Today is a Rostering Deadline for MLB Teams, Which Could Mean Some Movement

Chicago Cubs

Without the August waiver trade period anymore, and with the Cubs out of playoff contention, it’s easy to forget that today is a deadline day. But it is!

Today is the deadline to have a player in your organization if you want him to be eligible for your postseason roster. If the guy is not in your org – somewhere in your org! – by midnight tonight, then you cannot later import him and put him on your playoff roster. Contrary to what you might read elsewhere, the guy doesn’t have to be on your active roster or even your 40-man today. So long as he’s in your organization by today, there are ways to maneuver him onto the postseason roster.

That means we might see more out-of-nowhere waiver claims like the Jose Quintana one last night (it was a waiver claim, but I’m thinking it was maybe more like a negotiated trade, with the Giants ringing up the Angels and saying, hey, we’ll take Quintana’s remaining salary right now if you waive him). Since this is your very last chance to get guys in the door JUST IN CASE, you could see teams a little more active on the waiver wire today than otherwise expected. You’re not going to find a star contributor today, but you might find a back-up, back-up, if-things-go-really-sideways option. You pretty much just have to be willing to pick up the September salary.

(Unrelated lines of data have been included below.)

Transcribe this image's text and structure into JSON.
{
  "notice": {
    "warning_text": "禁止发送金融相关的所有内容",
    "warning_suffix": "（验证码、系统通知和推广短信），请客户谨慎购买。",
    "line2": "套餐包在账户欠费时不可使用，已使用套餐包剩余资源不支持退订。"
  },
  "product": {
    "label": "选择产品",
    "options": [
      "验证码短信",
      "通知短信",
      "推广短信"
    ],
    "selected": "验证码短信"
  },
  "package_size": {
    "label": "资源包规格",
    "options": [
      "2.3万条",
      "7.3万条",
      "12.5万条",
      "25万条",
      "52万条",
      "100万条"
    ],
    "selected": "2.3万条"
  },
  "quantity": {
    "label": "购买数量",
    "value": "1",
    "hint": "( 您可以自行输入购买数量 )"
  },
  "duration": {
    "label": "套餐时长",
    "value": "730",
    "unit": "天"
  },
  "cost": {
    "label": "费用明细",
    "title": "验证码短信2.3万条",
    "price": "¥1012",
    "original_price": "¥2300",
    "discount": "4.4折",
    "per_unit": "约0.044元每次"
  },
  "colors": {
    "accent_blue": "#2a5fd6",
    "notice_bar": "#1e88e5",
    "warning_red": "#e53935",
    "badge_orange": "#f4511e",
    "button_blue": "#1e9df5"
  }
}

We also could conceivably see minor league trades – you can still trade guys not on the 40-man roster right now – though it’s a pretty rare situation where a playoff-bound team wants a guy from another organization who isn’t even on the 40-man roster yet. Would have to be a speed guy or a some other kind of extreme specialist.

Today used to be called the waiver trade deadline, which was something of an understandable misnomer: you could still make trades after today in years past, it’s just that players acquired in September couldn’t go on your eventual playoff roster. So, for obvious reasons, September trades were extremely rare, and thus August 31 was treated like a trade deadline, rather than just a rostering deadline.

As for the Cubs, today is not a super important day for obvious reasons. It’s plausible that some team could approach them about one of their veteran catchers or relievers, but it’s just as plausible that the Cubs would prefer to keep those guys around to finish out the season (veteran leadership, distribute the workload, considerations for next year, etc.).